• Govt may shut doors on consolidation in public sector oil firms

    Government may shut doors on further consolidation in the public sector oil companies but allow companies to diversify and grow organically to achieve the scales that match the performance of international and domestic private sector oil and gas companies.

    Sources in the government said that unpleasant experience in the last year’s merger of PSU oil refiner and retailer HPCL with upstream major ONGC has tilted the equation in favor of organic growth for state-owned oil companies.

    There is also a thinking that the government should have no role in oil being a non core sector and most operations should be privatized.

    The government’s fresh thinking could seal the fate of an earlier plan to create an integrated public sector ‘oil major’ by merging companies having synergy of operations. Under that plan, the first case of ONGC-HPCL merger was completed last year and there was another plan in works to split gas transportation company GAIL into two and merge one of the entities with either IOC or Bharat Petroleum Corporation.

    According to sources, the fallout of the fresh move could also be that PSUs may not be encouraged to bid for Bharat petroleum Corporation Ltd. (BPCL), where government is selling its entire 53.29 per cent equity to a strategic investor. The Centre is hoping to bring in global oil majors such as Aramco, Total, Exxon to pick up its stake in BPCL that at current shares proices may be worth Rs 60,000 crore.

    “The projection for oil market remains subdued so putting additional pressure on oil companies to pick up government equity at this juncture is not called for. The companies need to diversify and grow operations by making investments at right places. Putting extra debt burden by pushing through M&A is not required so the consolidation plan would remain on hold for now,” the source quoted earlier said.

    ONGC’s acquisition of government’s share in HPCL has pushed the upstream oil major from debt free status into one where debt levels have reached closer to unsustainable levels.
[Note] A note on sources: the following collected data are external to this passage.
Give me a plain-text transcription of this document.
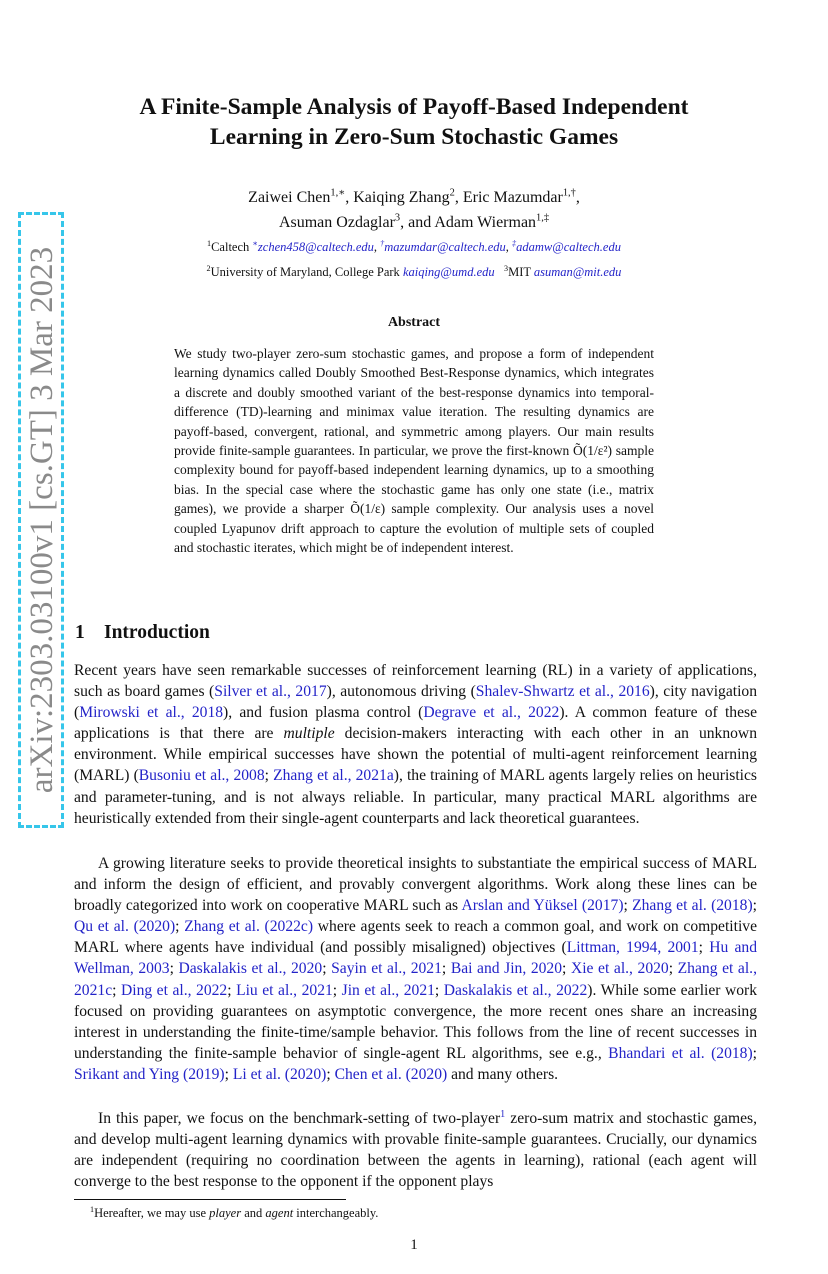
arXiv:2303.03100v1 [cs.GT] 3 Mar 2023
A Finite-Sample Analysis of Payoff-Based Independent
Learning in Zero-Sum Stochastic Games
Zaiwei Chen$^{1,∗}$, Kaiqing Zhang$^2$, Eric Mazumdar$^{1,\dagger}$,
Asuman Ozdaglar$^3$, and Adam Wierman$^{1,\ddagger}$
$^1$Caltech ∗zchen458@caltech.edu, †mazumdar@caltech.edu, ‡adamw@caltech.edu
$^2$University of Maryland, College Park kaiqing@umd.edu $^3$MIT asuman@mit.edu
Abstract
We study two-player zero-sum stochastic games, and propose a form of independent learning dynamics called Doubly Smoothed Best-Response dynamics, which integrates a discrete and doubly smoothed variant of the best-response dynamics into temporal-difference (TD)-learning and minimax value iteration. The resulting dynamics are payoff-based, convergent, rational, and symmetric among players. Our main results provide finite-sample guarantees. In particular, we prove the first-known Õ(1/ε²) sample complexity bound for payoff-based independent learning dynamics, up to a smoothing bias. In the special case where the stochastic game has only one state (i.e., matrix games), we provide a sharper Õ(1/ε) sample complexity. Our analysis uses a novel coupled Lyapunov drift approach to capture the evolution of multiple sets of coupled and stochastic iterates, which might be of independent interest.
1 Introduction
Recent years have seen remarkable successes of reinforcement learning (RL) in a variety of applications, such as board games (Silver et al., 2017), autonomous driving (Shalev-Shwartz et al., 2016), city navigation (Mirowski et al., 2018), and fusion plasma control (Degrave et al., 2022). A common feature of these applications is that there are multiple decision-makers interacting with each other in an unknown environment. While empirical successes have shown the potential of multi-agent reinforcement learning (MARL) (Busoniu et al., 2008; Zhang et al., 2021a), the training of MARL agents largely relies on heuristics and parameter-tuning, and is not always reliable. In particular, many practical MARL algorithms are heuristically extended from their single-agent counterparts and lack theoretical guarantees.
A growing literature seeks to provide theoretical insights to substantiate the empirical success of MARL and inform the design of efficient, and provably convergent algorithms. Work along these lines can be broadly categorized into work on cooperative MARL such as Arslan and Yüksel (2017); Zhang et al. (2018); Qu et al. (2020); Zhang et al. (2022c) where agents seek to reach a common goal, and work on competitive MARL where agents have individual (and possibly misaligned) objectives (Littman, 1994, 2001; Hu and Wellman, 2003; Daskalakis et al., 2020; Sayin et al., 2021; Bai and Jin, 2020; Xie et al., 2020; Zhang et al., 2021c; Ding et al., 2022; Liu et al., 2021; Jin et al., 2021; Daskalakis et al., 2022). While some earlier work focused on providing guarantees on asymptotic convergence, the more recent ones share an increasing interest in understanding the finite-time/sample behavior. This follows from the line of recent successes in understanding the finite-sample behavior of single-agent RL algorithms, see e.g., Bhandari et al. (2018); Srikant and Ying (2019); Li et al. (2020); Chen et al. (2020) and many others.
In this paper, we focus on the benchmark-setting of two-player$^1$ zero-sum matrix and stochastic games, and develop multi-agent learning dynamics with provable finite-sample guarantees. Crucially, our dynamics are independent (requiring no coordination between the agents in learning), rational (each agent will converge to the best response to the opponent if the opponent plays
$^1$Hereafter, we may use player and agent interchangeably.
1
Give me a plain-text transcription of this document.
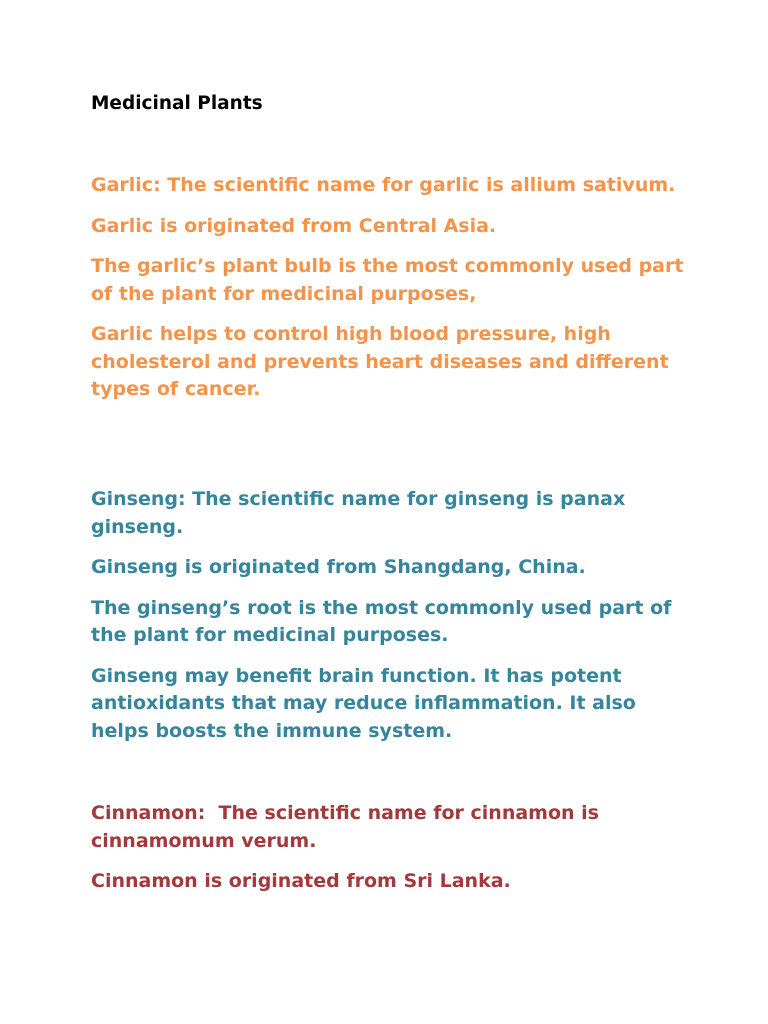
Medicinal Plants

Garlic: The scientific name for garlic is allium sativum.

Garlic is originated from Central Asia.

The garlic’s plant bulb is the most commonly used part of the plant for medicinal purposes,

Garlic helps to control high blood pressure, high cholesterol and prevents heart diseases and different types of cancer.

Ginseng: The scientific name for ginseng is panax ginseng.

Ginseng is originated from Shangdang, China.

The ginseng’s root is the most commonly used part of the plant for medicinal purposes.

Ginseng may benefit brain function. It has potent antioxidants that may reduce inflammation. It also helps boosts the immune system.

Cinnamon:  The scientific name for cinnamon is cinnamomum verum.

Cinnamon is originated from Sri Lanka.
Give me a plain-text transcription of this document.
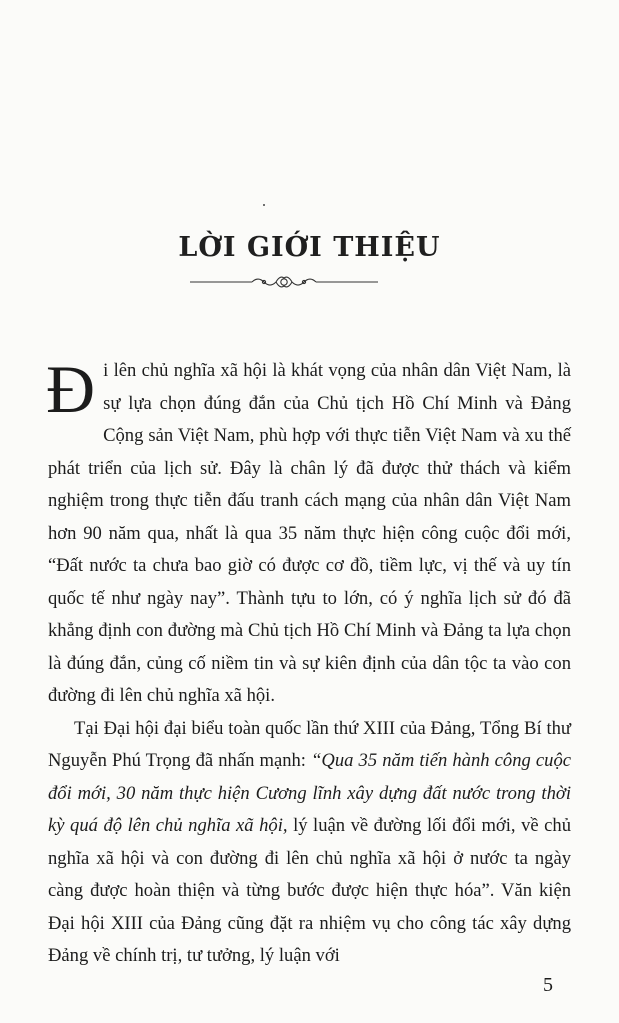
LỜI GIỚI THIỆU

Đi lên chủ nghĩa xã hội là khát vọng của nhân dân Việt Nam, là sự lựa chọn đúng đắn của Chủ tịch Hồ Chí Minh và Đảng Cộng sản Việt Nam, phù hợp với thực tiễn Việt Nam và xu thế phát triển của lịch sử. Đây là chân lý đã được thử thách và kiểm nghiệm trong thực tiễn đấu tranh cách mạng của nhân dân Việt Nam hơn 90 năm qua, nhất là qua 35 năm thực hiện công cuộc đổi mới, “Đất nước ta chưa bao giờ có được cơ đồ, tiềm lực, vị thế và uy tín quốc tế như ngày nay”. Thành tựu to lớn, có ý nghĩa lịch sử đó đã khẳng định con đường mà Chủ tịch Hồ Chí Minh và Đảng ta lựa chọn là đúng đắn, củng cố niềm tin và sự kiên định của dân tộc ta vào con đường đi lên chủ nghĩa xã hội.

Tại Đại hội đại biểu toàn quốc lần thứ XIII của Đảng, Tổng Bí thư Nguyễn Phú Trọng đã nhấn mạnh: “Qua 35 năm tiến hành công cuộc đổi mới, 30 năm thực hiện Cương lĩnh xây dựng đất nước trong thời kỳ quá độ lên chủ nghĩa xã hội, lý luận về đường lối đổi mới, về chủ nghĩa xã hội và con đường đi lên chủ nghĩa xã hội ở nước ta ngày càng được hoàn thiện và từng bước được hiện thực hóa”. Văn kiện Đại hội XIII của Đảng cũng đặt ra nhiệm vụ cho công tác xây dựng Đảng về chính trị, tư tưởng, lý luận với

5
    In one of the most expensive buys, ONGC last year paid Rs 36,915 crore to buy government’s entire 51.11 per cent stake in HPCL. But the deal brought down ONGC’s cash reserves to Rs 1,013 crore as of March 31, 2018 from Rs 10,799 crore as of March 31, 2014 and saddled it with Rs 25,593 crore debt in FY18. Moreover, post merger HPCL didn’t even recognise ONGC as its promoter for almost one-and-half-years before a Securities and Exchange Board of India (SEBI) rap forced it to list its majority owner as a promoter.

    The things could get worse if an M&A is pushed onto IOC that has already has minuscule cash balance. Though the company is showing relatively fair financial performance, a consolidation exercise would push it to add debt in its books that could weaken its operations. The company is in the midst of an expansion diversification exercise that could suffer if debt get added to its books. IOC is sitting on special oil bonds (liquid holdings) of value running into few thousand crores, but this could only part-finance any M&A deal.

    The proposal to merge oil PSUs was earlier mooted during the time Mani Shankar Aiyar. It was identical to the one that was explored by the current government — to merge HPCL and BPCL with ONGC, and OIL with IOC to create two large integrated oil and gas corporations.

    However, Aiyar’s idea was spiked by an official committee that studied the matter in 2005 but felt that a merger or formation of the holding company was not advisable at that juncture.

    The proposal was again revived in 2014 by the BJP-led government, but again in September 2015 a high-level panel on the recast of public sector oil firms did not favor mergers to create behemoths and instead suggested greater autonomy by transferring government shareholding in oil PSUs to a professionally managed trust.

    The talk of merger has once again started after then Finance Minister Arun Jaitley in his Budget for 2017-18 proposed to “create an integrated public sector ‘oil major’ which will be able to match the performance of international and domestic private sector oil and gas companies.”

    There are 13 oil PSUs ranging from upstream oil producers like ONGC and Oil India to downstream oil refining and fuel marketing firms IOC, BPCL and HPCL to gas transporter GAIL India Ltd and engineering firm Engineers India Ltd.